Burpees (Because Belle Trains Like A BEAST!): I learned today that burpees became popular when they were used by the United States Armed Forces during WWII as part of an agility test. Burpees offer a full body workout, you will pretty much be working out every muscle in your body. Their intensity means you will burn more calories in a shorter amount of time.
Burpees are one of the best exercises EVER to boost
your conditioning and endurance for sports and other activities.
- Stand straight, then lower into a squat position with your hands on the floor in front of you.
- Kick or jump your feet back into a push-up position or plank.

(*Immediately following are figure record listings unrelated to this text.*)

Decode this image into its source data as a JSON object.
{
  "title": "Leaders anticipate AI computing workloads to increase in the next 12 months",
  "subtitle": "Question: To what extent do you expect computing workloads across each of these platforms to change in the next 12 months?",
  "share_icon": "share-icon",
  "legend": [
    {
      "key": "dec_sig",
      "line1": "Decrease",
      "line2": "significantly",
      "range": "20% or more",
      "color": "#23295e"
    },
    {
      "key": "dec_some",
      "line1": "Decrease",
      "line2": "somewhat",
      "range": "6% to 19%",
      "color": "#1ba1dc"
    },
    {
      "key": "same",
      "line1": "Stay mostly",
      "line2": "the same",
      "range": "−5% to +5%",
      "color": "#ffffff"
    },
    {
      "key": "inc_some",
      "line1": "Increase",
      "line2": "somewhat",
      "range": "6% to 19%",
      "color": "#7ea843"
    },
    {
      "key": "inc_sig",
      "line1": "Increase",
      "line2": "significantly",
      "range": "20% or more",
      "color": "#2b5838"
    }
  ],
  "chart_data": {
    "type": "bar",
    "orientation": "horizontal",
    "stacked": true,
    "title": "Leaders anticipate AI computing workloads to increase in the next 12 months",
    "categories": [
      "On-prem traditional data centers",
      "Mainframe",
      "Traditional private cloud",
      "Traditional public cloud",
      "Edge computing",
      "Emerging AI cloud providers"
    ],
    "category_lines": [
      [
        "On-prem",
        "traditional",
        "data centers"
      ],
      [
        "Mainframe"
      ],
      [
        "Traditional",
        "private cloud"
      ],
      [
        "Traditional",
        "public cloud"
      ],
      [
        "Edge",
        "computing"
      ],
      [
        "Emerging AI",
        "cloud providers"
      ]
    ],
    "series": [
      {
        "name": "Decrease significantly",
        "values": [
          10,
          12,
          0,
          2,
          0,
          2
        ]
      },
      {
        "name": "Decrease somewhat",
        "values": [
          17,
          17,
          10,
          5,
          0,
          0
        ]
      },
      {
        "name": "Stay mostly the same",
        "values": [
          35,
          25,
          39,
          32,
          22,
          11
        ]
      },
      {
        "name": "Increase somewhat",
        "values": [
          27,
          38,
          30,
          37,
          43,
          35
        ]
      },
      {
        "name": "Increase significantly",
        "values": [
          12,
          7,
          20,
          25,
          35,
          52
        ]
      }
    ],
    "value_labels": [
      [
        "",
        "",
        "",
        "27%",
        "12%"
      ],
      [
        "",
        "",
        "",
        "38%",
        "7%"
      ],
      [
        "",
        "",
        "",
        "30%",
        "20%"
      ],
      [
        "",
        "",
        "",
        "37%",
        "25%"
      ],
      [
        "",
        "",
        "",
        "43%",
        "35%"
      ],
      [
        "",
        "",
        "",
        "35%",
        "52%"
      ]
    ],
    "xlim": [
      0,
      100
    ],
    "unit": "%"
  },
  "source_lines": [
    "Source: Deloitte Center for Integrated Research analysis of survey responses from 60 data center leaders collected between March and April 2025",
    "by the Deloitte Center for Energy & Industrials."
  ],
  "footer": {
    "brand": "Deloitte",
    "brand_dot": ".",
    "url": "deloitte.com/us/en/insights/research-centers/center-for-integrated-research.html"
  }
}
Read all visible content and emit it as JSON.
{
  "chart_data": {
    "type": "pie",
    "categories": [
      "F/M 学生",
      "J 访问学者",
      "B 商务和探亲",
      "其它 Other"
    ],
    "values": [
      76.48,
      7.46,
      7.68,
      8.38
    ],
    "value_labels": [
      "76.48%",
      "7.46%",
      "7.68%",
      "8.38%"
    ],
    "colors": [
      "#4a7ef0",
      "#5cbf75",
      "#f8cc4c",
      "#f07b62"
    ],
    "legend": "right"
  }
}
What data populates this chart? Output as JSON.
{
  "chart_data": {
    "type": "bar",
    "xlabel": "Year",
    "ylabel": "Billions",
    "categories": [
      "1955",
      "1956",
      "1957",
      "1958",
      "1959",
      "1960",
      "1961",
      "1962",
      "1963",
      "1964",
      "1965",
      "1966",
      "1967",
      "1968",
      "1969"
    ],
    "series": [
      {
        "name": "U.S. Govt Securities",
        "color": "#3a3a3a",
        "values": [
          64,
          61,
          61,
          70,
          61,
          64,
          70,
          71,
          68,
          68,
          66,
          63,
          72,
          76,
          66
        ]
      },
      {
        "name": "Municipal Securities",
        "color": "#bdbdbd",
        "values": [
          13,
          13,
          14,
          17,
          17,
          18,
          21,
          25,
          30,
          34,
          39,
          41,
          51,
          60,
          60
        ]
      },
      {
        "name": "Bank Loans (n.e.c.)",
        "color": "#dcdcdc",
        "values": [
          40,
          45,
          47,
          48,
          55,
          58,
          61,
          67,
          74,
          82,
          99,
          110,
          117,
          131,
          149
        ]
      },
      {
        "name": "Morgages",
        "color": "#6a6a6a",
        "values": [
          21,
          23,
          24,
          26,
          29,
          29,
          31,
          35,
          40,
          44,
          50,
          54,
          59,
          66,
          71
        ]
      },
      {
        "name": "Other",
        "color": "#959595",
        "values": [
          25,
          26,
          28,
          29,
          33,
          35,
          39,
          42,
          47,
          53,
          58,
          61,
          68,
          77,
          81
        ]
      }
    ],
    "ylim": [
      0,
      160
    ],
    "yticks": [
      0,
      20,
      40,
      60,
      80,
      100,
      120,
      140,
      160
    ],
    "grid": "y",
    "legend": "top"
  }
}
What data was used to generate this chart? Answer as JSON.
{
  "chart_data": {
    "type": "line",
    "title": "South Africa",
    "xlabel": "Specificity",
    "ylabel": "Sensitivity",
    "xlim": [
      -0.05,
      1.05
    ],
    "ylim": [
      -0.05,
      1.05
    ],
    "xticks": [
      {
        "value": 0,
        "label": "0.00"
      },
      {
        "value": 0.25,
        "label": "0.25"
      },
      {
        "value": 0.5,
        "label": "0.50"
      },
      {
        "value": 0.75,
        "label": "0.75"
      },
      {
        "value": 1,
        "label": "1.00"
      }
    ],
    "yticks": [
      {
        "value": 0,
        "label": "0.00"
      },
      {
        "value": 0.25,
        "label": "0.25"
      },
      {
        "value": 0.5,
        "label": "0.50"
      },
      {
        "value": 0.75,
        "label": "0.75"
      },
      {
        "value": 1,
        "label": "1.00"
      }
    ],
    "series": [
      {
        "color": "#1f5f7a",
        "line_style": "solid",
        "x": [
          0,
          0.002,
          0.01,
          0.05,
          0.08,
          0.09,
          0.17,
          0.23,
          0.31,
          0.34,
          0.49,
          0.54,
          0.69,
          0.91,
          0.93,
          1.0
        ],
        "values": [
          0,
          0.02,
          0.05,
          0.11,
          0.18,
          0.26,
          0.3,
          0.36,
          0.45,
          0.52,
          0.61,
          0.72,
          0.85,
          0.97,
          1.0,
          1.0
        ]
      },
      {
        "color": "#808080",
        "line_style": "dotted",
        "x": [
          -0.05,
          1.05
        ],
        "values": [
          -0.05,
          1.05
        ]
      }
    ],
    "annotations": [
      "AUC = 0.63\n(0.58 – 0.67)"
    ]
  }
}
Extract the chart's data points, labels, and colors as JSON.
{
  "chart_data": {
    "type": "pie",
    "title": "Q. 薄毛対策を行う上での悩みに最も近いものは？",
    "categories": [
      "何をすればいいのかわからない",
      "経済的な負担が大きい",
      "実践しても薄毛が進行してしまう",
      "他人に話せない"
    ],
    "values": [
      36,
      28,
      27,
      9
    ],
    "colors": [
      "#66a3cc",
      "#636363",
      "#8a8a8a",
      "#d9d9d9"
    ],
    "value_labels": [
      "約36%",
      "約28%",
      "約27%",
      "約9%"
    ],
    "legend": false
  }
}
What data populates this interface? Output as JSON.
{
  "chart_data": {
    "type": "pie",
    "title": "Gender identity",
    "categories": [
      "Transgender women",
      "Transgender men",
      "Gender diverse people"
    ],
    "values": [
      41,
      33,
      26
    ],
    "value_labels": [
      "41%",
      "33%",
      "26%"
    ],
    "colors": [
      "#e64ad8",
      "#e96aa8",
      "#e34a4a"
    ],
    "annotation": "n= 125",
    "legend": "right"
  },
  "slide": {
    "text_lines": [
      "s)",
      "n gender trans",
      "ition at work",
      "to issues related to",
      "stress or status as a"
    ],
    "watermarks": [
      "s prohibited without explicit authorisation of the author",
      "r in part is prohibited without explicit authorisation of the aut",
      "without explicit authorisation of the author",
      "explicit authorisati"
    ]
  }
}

- Bow your chest up as you return your feet back to the squat position as fast as possible.
- Jump up into the air as high as you can. You want explosive movements!
Did you enjoy the workout?
How did it go??
After creating these full body strength training workouts, I realized I forgot some very important Disney Princesses. FIVE more pretty ladies will be joining us soon so… STAY TUNED FOR PART 3!
Disclaimer: Common Room members are not professionals. Consult a personal trainer or doctor before trying any fitness challenges. Results may vary.